Augustine’s Confessions is not only the first real autobiography in the history of literature, it is also one of the best. Maybe it is the best. It is astonishing how often the first example or examples of a genre turn out to be the best examples. Don Quixote may be the first novel, and few novels compare to it. The Iliad and The Odyssey are the first epics, and no subsequent works in that genre have surpassed them. No tragedy has surpassed Aeschylus’s Oresteia; if the tragedies of Shakespeare are equal to the Oresteia they are so different as almost to constitute a new genre—in which they, in turn, are unsurpassed.
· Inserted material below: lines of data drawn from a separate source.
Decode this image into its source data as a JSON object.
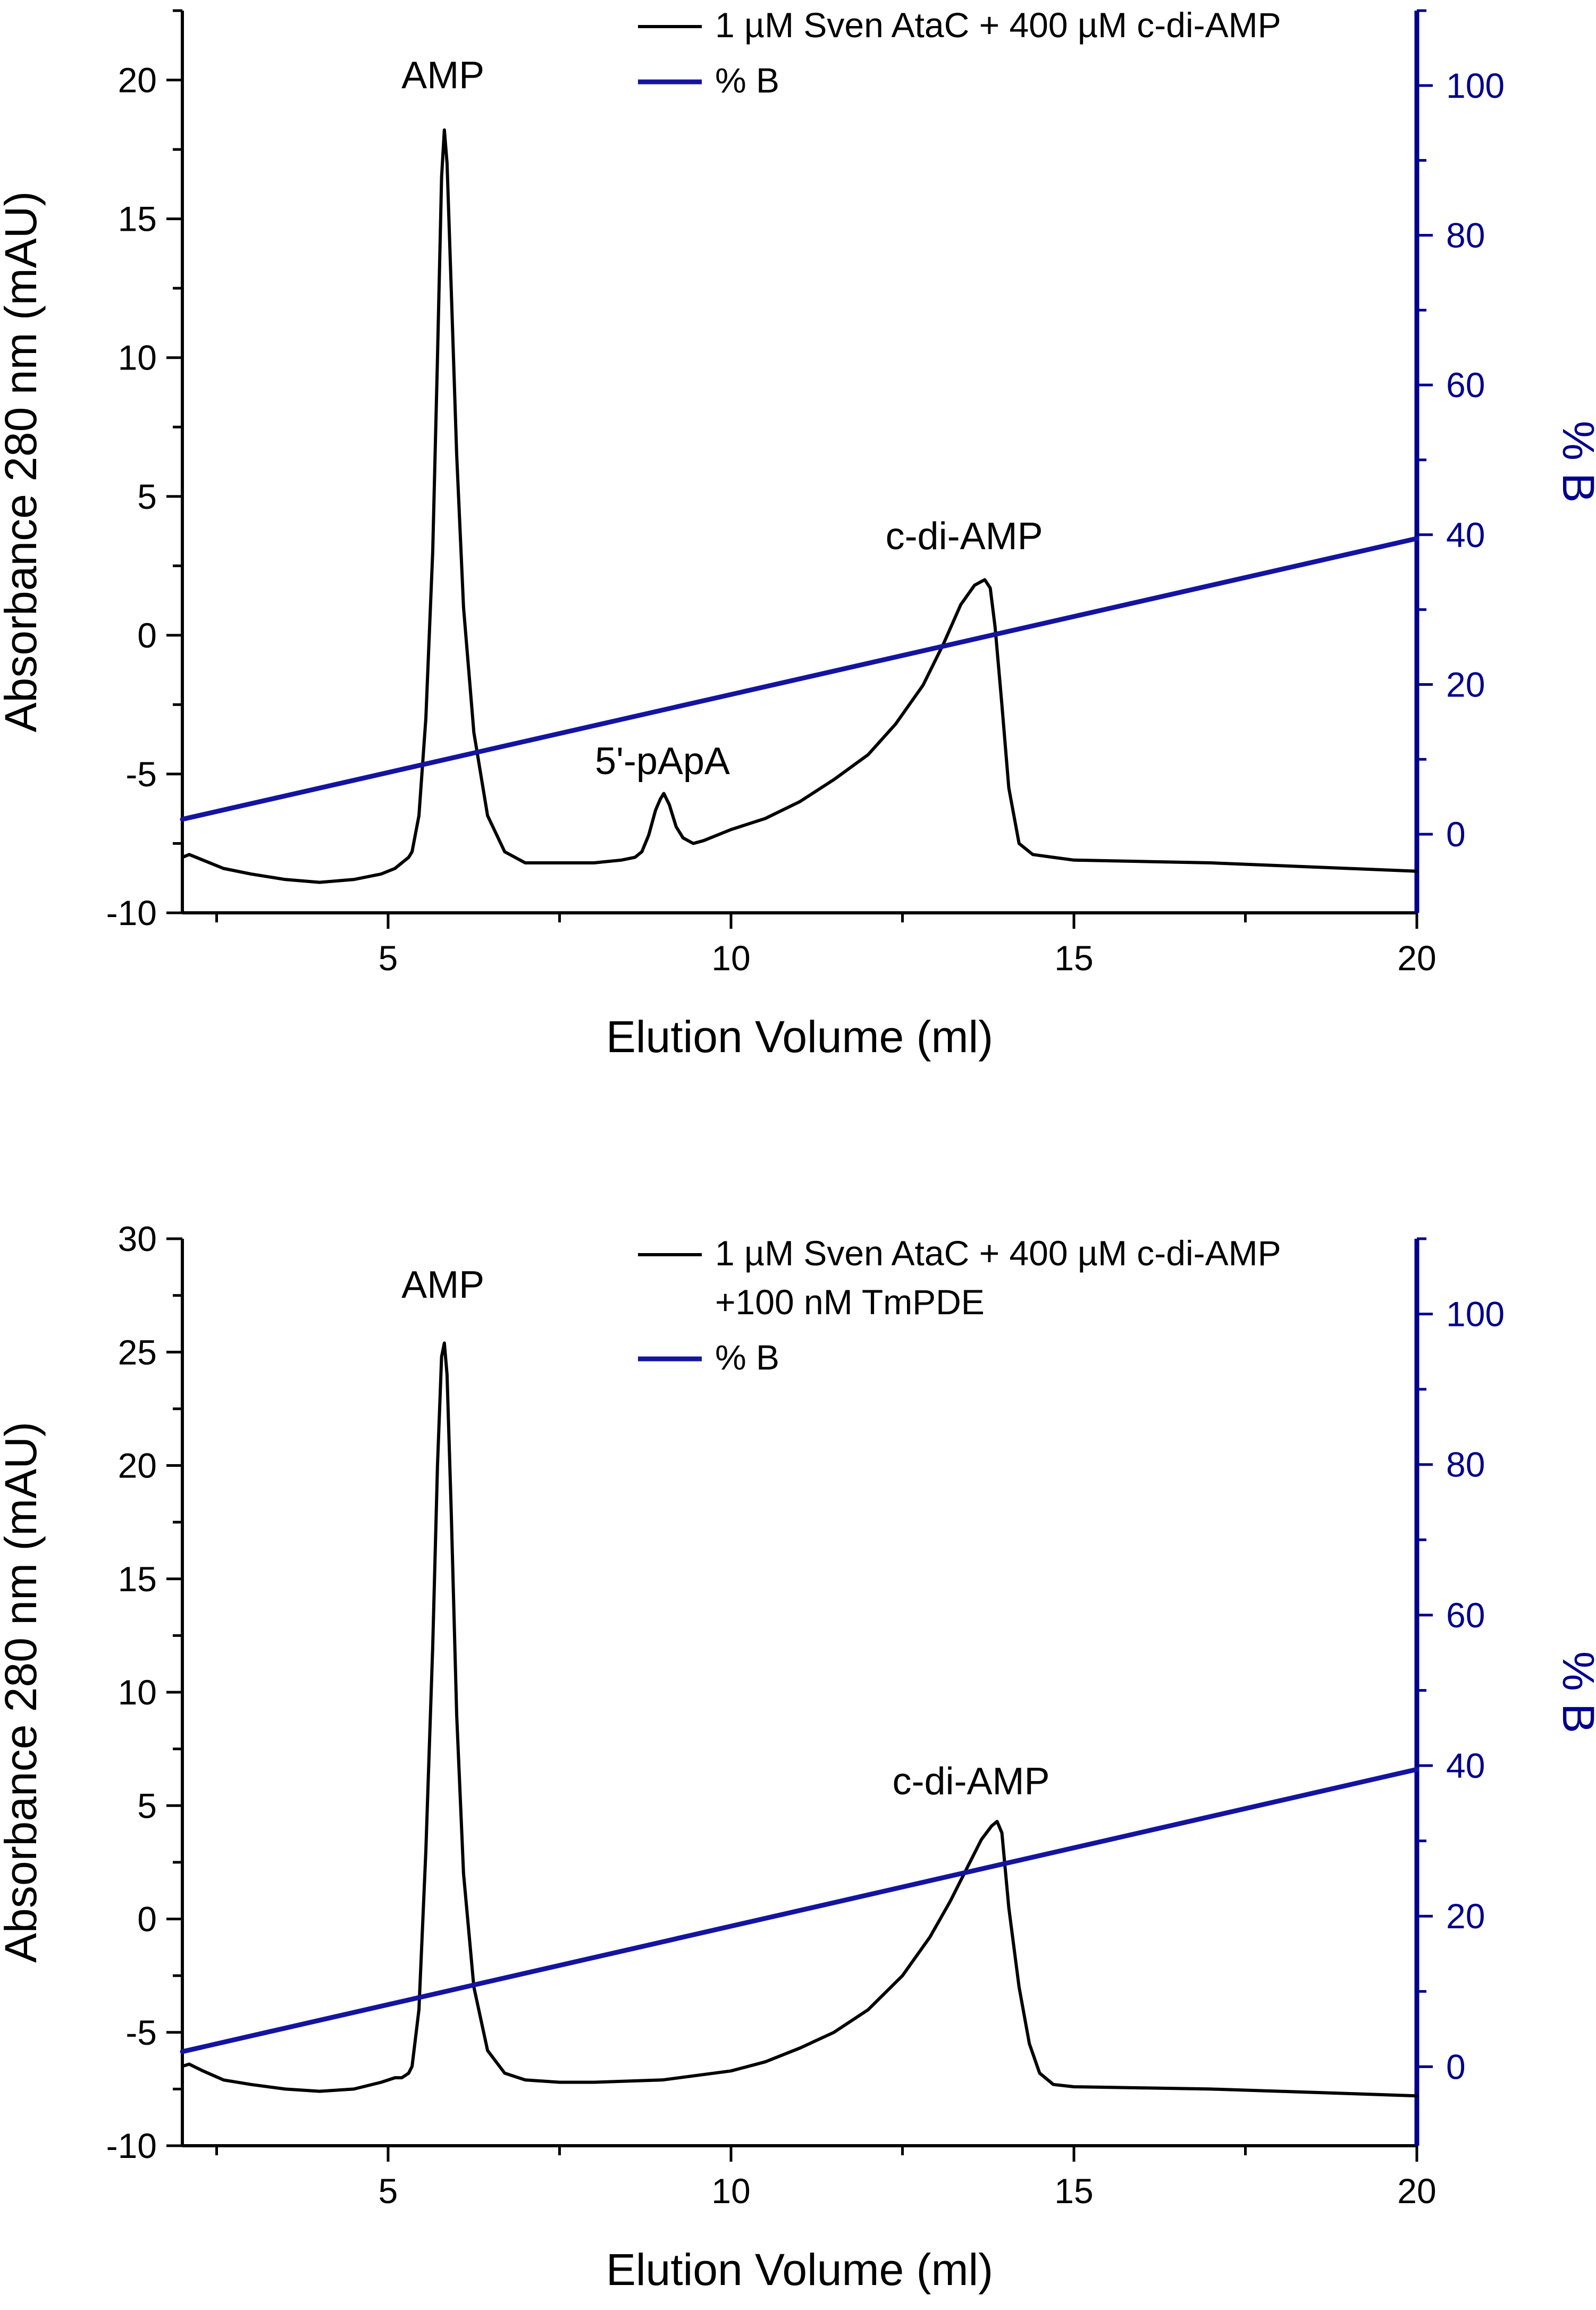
{
  "chart_data": [
    {
      "type": "line",
      "xlabel": "Elution Volume (ml)",
      "ylabel": "Absorbance 280 nm (mAU)",
      "y2label": "% B",
      "xlim": [
        2,
        20
      ],
      "ylim": [
        -10,
        22.5
      ],
      "y2lim": [
        -10.5,
        110
      ],
      "x_ticks": [
        5,
        10,
        15,
        20
      ],
      "y_ticks": [
        -10,
        -5,
        0,
        5,
        10,
        15,
        20
      ],
      "y2_ticks": [
        0,
        20,
        40,
        60,
        80,
        100
      ],
      "legend_position": "top-right",
      "colors": {
        "absorbance": "#000000",
        "percent_b": "#1414a0",
        "right_axis": "#00008b"
      },
      "annotations": [
        {
          "text": "AMP",
          "x": 5.8,
          "y": 19.7
        },
        {
          "text": "5'-pApA",
          "x": 9.0,
          "y": -5.0
        },
        {
          "text": "c-di-AMP",
          "x": 13.4,
          "y": 3.1
        }
      ],
      "series": [
        {
          "name": "1 µM Sven AtaC + 400 µM c-di-AMP",
          "axis": "left",
          "x": [
            2.0,
            2.1,
            2.3,
            2.6,
            3.0,
            3.5,
            4.0,
            4.5,
            4.9,
            5.1,
            5.2,
            5.3,
            5.35,
            5.45,
            5.55,
            5.65,
            5.72,
            5.78,
            5.82,
            5.86,
            5.92,
            6.0,
            6.1,
            6.25,
            6.45,
            6.7,
            7.0,
            7.5,
            8.0,
            8.4,
            8.6,
            8.7,
            8.8,
            8.9,
            8.97,
            9.02,
            9.1,
            9.2,
            9.3,
            9.45,
            9.6,
            10.0,
            10.5,
            11.0,
            11.5,
            12.0,
            12.4,
            12.8,
            13.1,
            13.35,
            13.55,
            13.7,
            13.78,
            13.85,
            13.95,
            14.05,
            14.2,
            14.4,
            14.7,
            15.0,
            16.0,
            17.0,
            18.0,
            19.0,
            20.0
          ],
          "y": [
            -8.0,
            -7.9,
            -8.1,
            -8.4,
            -8.6,
            -8.8,
            -8.9,
            -8.8,
            -8.6,
            -8.4,
            -8.2,
            -8.0,
            -7.8,
            -6.5,
            -3.0,
            3.0,
            10.0,
            16.5,
            18.2,
            17.0,
            12.5,
            6.5,
            1.0,
            -3.5,
            -6.5,
            -7.8,
            -8.2,
            -8.2,
            -8.2,
            -8.1,
            -8.0,
            -7.8,
            -7.2,
            -6.3,
            -5.9,
            -5.7,
            -6.1,
            -6.9,
            -7.3,
            -7.5,
            -7.4,
            -7.0,
            -6.6,
            -6.0,
            -5.2,
            -4.3,
            -3.2,
            -1.8,
            -0.3,
            1.1,
            1.8,
            2.0,
            1.7,
            0.3,
            -2.5,
            -5.5,
            -7.5,
            -7.9,
            -8.0,
            -8.1,
            -8.15,
            -8.2,
            -8.3,
            -8.4,
            -8.5
          ]
        },
        {
          "name": "% B",
          "axis": "right",
          "x": [
            2.0,
            20.0
          ],
          "y": [
            2.0,
            39.5
          ]
        }
      ]
    },
    {
      "type": "line",
      "xlabel": "Elution Volume (ml)",
      "ylabel": "Absorbance 280 nm (mAU)",
      "y2label": "% B",
      "xlim": [
        2,
        20
      ],
      "ylim": [
        -10,
        30
      ],
      "y2lim": [
        -10.5,
        110
      ],
      "x_ticks": [
        5,
        10,
        15,
        20
      ],
      "y_ticks": [
        -10,
        -5,
        0,
        5,
        10,
        15,
        20,
        25,
        30
      ],
      "y2_ticks": [
        0,
        20,
        40,
        60,
        80,
        100
      ],
      "legend_position": "top-right",
      "colors": {
        "absorbance": "#000000",
        "percent_b": "#1414a0",
        "right_axis": "#00008b"
      },
      "annotations": [
        {
          "text": "AMP",
          "x": 5.8,
          "y": 27.4
        },
        {
          "text": "c-di-AMP",
          "x": 13.5,
          "y": 5.5
        }
      ],
      "series": [
        {
          "name": "1 µM Sven AtaC + 400 µM c-di-AMP\n+100 nM TmPDE",
          "axis": "left",
          "x": [
            2.0,
            2.1,
            2.3,
            2.6,
            3.0,
            3.5,
            4.0,
            4.5,
            4.9,
            5.1,
            5.2,
            5.3,
            5.35,
            5.45,
            5.55,
            5.65,
            5.72,
            5.78,
            5.82,
            5.86,
            5.92,
            6.0,
            6.1,
            6.25,
            6.45,
            6.7,
            7.0,
            7.5,
            8.0,
            9.0,
            10.0,
            10.5,
            11.0,
            11.5,
            12.0,
            12.5,
            12.9,
            13.2,
            13.45,
            13.65,
            13.8,
            13.88,
            13.95,
            14.05,
            14.2,
            14.35,
            14.5,
            14.7,
            15.0,
            16.0,
            17.0,
            18.0,
            19.0,
            20.0
          ],
          "y": [
            -6.5,
            -6.4,
            -6.7,
            -7.1,
            -7.3,
            -7.5,
            -7.6,
            -7.5,
            -7.2,
            -7.0,
            -7.0,
            -6.8,
            -6.5,
            -4.0,
            3.0,
            12.0,
            20.0,
            24.8,
            25.4,
            24.0,
            18.0,
            9.0,
            2.0,
            -3.0,
            -5.8,
            -6.8,
            -7.1,
            -7.2,
            -7.2,
            -7.1,
            -6.7,
            -6.3,
            -5.7,
            -5.0,
            -4.0,
            -2.5,
            -0.8,
            0.8,
            2.3,
            3.5,
            4.1,
            4.3,
            3.8,
            0.5,
            -3.0,
            -5.5,
            -6.8,
            -7.3,
            -7.4,
            -7.45,
            -7.5,
            -7.6,
            -7.7,
            -7.8
          ]
        },
        {
          "name": "% B",
          "axis": "right",
          "x": [
            2.0,
            20.0
          ],
          "y": [
            2.0,
            39.5
          ]
        }
      ]
    }
  ]
}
The question is not, however, whether the first examples of a genre are relatively so good, but why they are. Is innovation sufficient by itself to guarantee excellence? Certainly not. Are the greatest artists naturally drawn to the creation of new forms? Perhaps, although some great artists have been followers rather than leaders, inspired imitators rather than breakers of new ground. Or is it only that, as with a field that has lain fallow for a long time or never been planted to crops, the first crop is often the richest, so with a new field of artistic endeavor the first crop is also the richest and best.

Augustine seems to have known almost everything there was to know about writing an autobiography despite the fact that he had no prior autobiographies to read and compare with his own. He started his Confessions, as is perhaps natural, with his childhood and youth, with his life within the bosom of his family and then as a student in Rome and Milan (he was born in CE 354 at Hippo, in North Africa, near present-day Tunis). He does not conceal the fact that he was a brilliant student of rhetoric, of history, of languages, and of philosophy; after all, we know from many other sources that there never was such a student as this young African, probably never such a brilliant young man in the whole history of Rome.